As a 1930s wife, I am
Very Superior

Take the test!

I had a call from one of the local colleges. Not the one that is in my town; the one in the next county. They have a corporate learning center and a regional technology center in my town, and they do distance learning, but their main campus is thirty miles from me. I applied for the job — teaching English, and they specify that their staff must spend 40 hours a week on campus — shortly after becoming unemployed. I have passed through the initial screening. They want to interview me by phone.
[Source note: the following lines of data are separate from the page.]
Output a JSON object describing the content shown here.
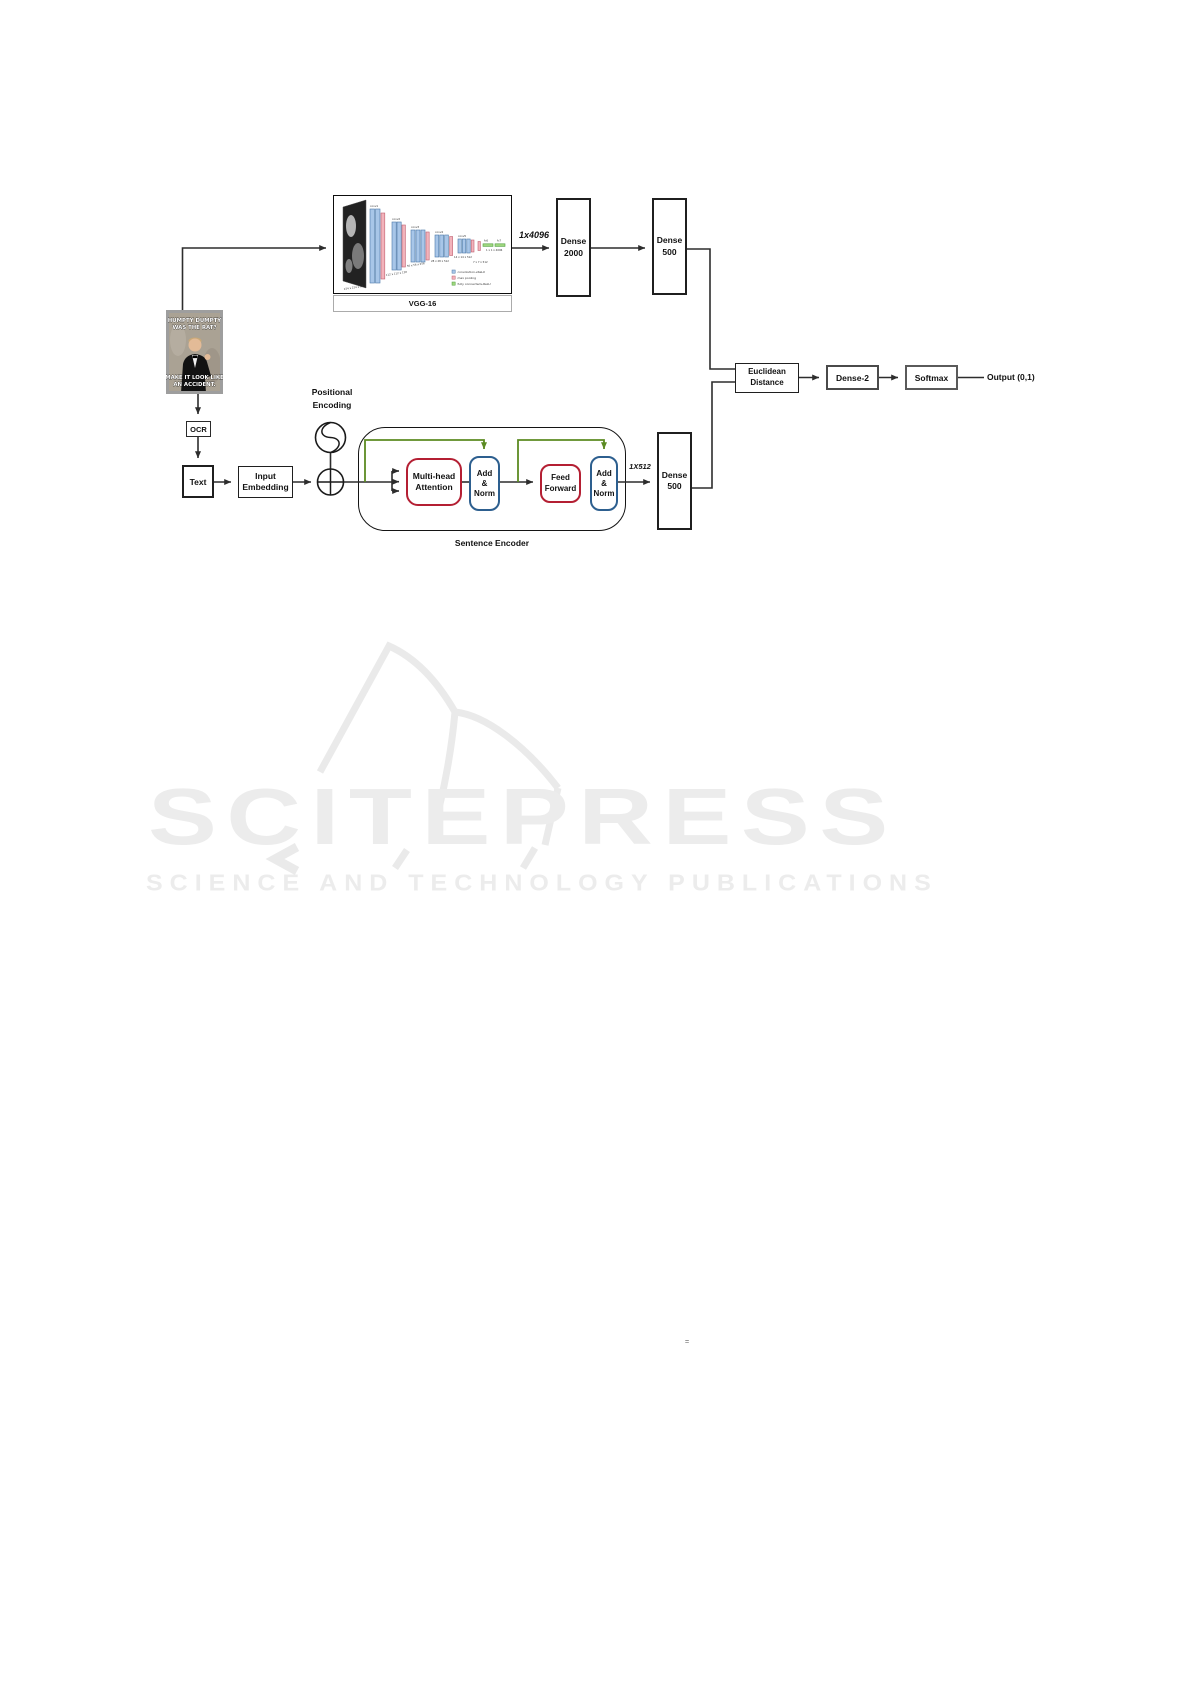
{
  "meme": {
    "top_line1": "HUMPTY DUMPTY",
    "top_line2": "WAS THE RAT?",
    "bottom_line1": "MAKE IT LOOK LIKE",
    "bottom_line2": "AN ACCIDENT."
  },
  "vgg": {
    "caption": "VGG-16",
    "conv_labels": [
      "conv1",
      "conv2",
      "conv3",
      "conv4",
      "conv5"
    ],
    "fc_labels": [
      "fc6",
      "fc7"
    ],
    "dims": [
      "224 x 224 x 64",
      "112 x 112 x 128",
      "56 x 56 x 256",
      "28 x 28 x 512",
      "14 x 14 x 512",
      "7 x 7 x 512",
      "1 x 1 x 4096"
    ],
    "legend": [
      "convolution+ReLU",
      "max pooling",
      "fully connected+ReLU"
    ]
  },
  "image_branch": {
    "feature_label": "1x4096",
    "dense_2000": {
      "line1": "Dense",
      "line2": "2000"
    },
    "dense_500": {
      "line1": "Dense",
      "line2": "500"
    }
  },
  "text_branch": {
    "ocr": "OCR",
    "text": "Text",
    "embedding": {
      "line1": "Input",
      "line2": "Embedding"
    },
    "positional": {
      "line1": "Positional",
      "line2": "Encoding"
    },
    "encoder_caption": "Sentence Encoder",
    "mha": {
      "line1": "Multi-head",
      "line2": "Attention"
    },
    "addnorm1": {
      "line1": "Add",
      "line2": "&",
      "line3": "Norm"
    },
    "ff": {
      "line1": "Feed",
      "line2": "Forward"
    },
    "addnorm2": {
      "line1": "Add",
      "line2": "&",
      "line3": "Norm"
    },
    "feature_label": "1X512",
    "dense_500": {
      "line1": "Dense",
      "line2": "500"
    }
  },
  "fusion": {
    "euclidean": {
      "line1": "Euclidean",
      "line2": "Distance"
    },
    "dense2": "Dense-2",
    "softmax": "Softmax",
    "output": "Output (0,1)"
  },
  "watermark": {
    "logo": "SCITEPRESS",
    "subtitle": "SCIENCE AND TECHNOLOGY PUBLICATIONS"
  },
  "stray_mark": "=",
  "colors": {
    "red_border": "#b41f33",
    "blue_border": "#2d5f8f",
    "green_skip": "#5c8b22",
    "line": "#2d2d2d",
    "watermark": "#ececec"
  }
}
I am not articulate over the phone.

On the other hand, I don’t necessarily want the job, either. Time enough to think about that if and when they offer it to me, of course. If I work 40 hours on campus and have over an hour of commuting each day — in fact, given how I feel about freeways, I’d probably have to take the back roads and have a couple of hours of commuting — they might have to offer me a lot of money for the job to be worth it.
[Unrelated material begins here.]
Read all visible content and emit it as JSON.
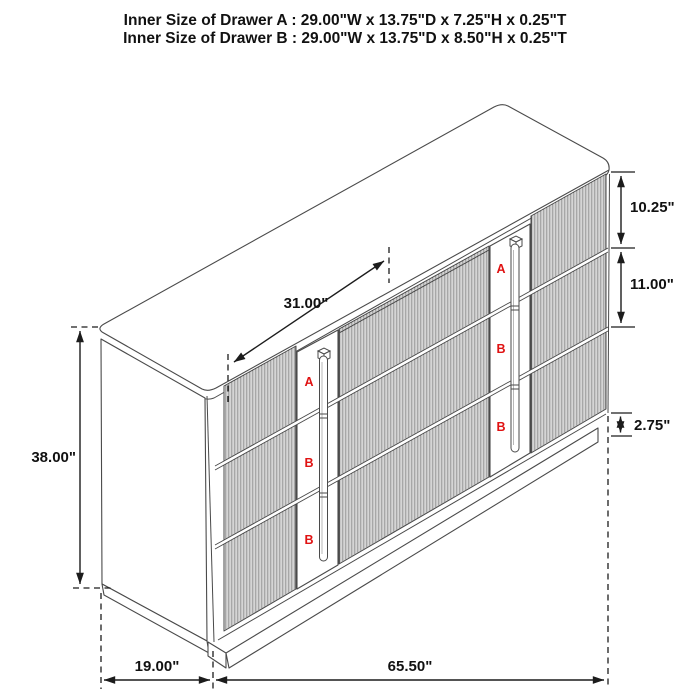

On the other hand, they might let me teach business English at their corporate learning center. I could let them all in on the secrets of The Dark Art.

It just adds a little layer of stress. Also adding a slight layer of stress is the fact that my clients who are needing new web sites want me to make them. I show them the sites done by Client #2, clearly superior to mine, and they say that’s okay, they want one of mine. On a free web host.

Here’s the thing: my web sites are done with things I know how to do. I just pick from the range of things I know. I don’t start from what’s needed and then do those things. The sites look good, it’s true, but I am kind of like the girl who learns to cook a couple of awesome dinners. You may have her lasagna and her Steak Bearnaise and conclude from those meals that she can cook, but that doesn’t mean she can stir-fry.

I must spend more time with my recipe book.

Now, this is okay from the point of view of providing the service. I’m a content provider and SEO, not a web designer. I have offered these people a referral to a really good web designer and they don’t want him, so it is not my fault if they end up with a site that is not the best they could possibly have.

But it’s a bit of a quandary when I think about what to charge them. If I have to look things up in my cookbook, so to speak, and learn how to make cascading style sheets instead of just recognizing them, do I charge them for that learning time, or just feel happy that they’ve provided me with a good project for my study? Do I stop the clock while I look things up, or just go ahead and make them Steak Bearnaise even if that isn’t exactly what they wanted?

If I got to pick my future employment, I would cast my lot in with Client #2, so that all our combined clients would get my content and his design. I’d say, “Can you do me a stylesheet with graduated shades of sage green and the breadcrumbs on the side, please?” and he’d say, “Can you make this pharmaceutical page sound exciting?” and we’d be irresistible.

That’s one of the possible branches on my probability tree. Another is that Client #6, who is supporting the family at the moment, will not keep me on past the initial contract, Client #2 won’t include me in his future business plans, and I will commute to the next county to teach Freshman Comp all day and then come home and see to Clients #s 1, 3, 4, 5, and 7 in the evenings.

I’m glad to have that as a possibility, of course, because there is also the branch that ends with me not having even enough freelance work to eke out a meager living and no real job at all, and having to become a waitress.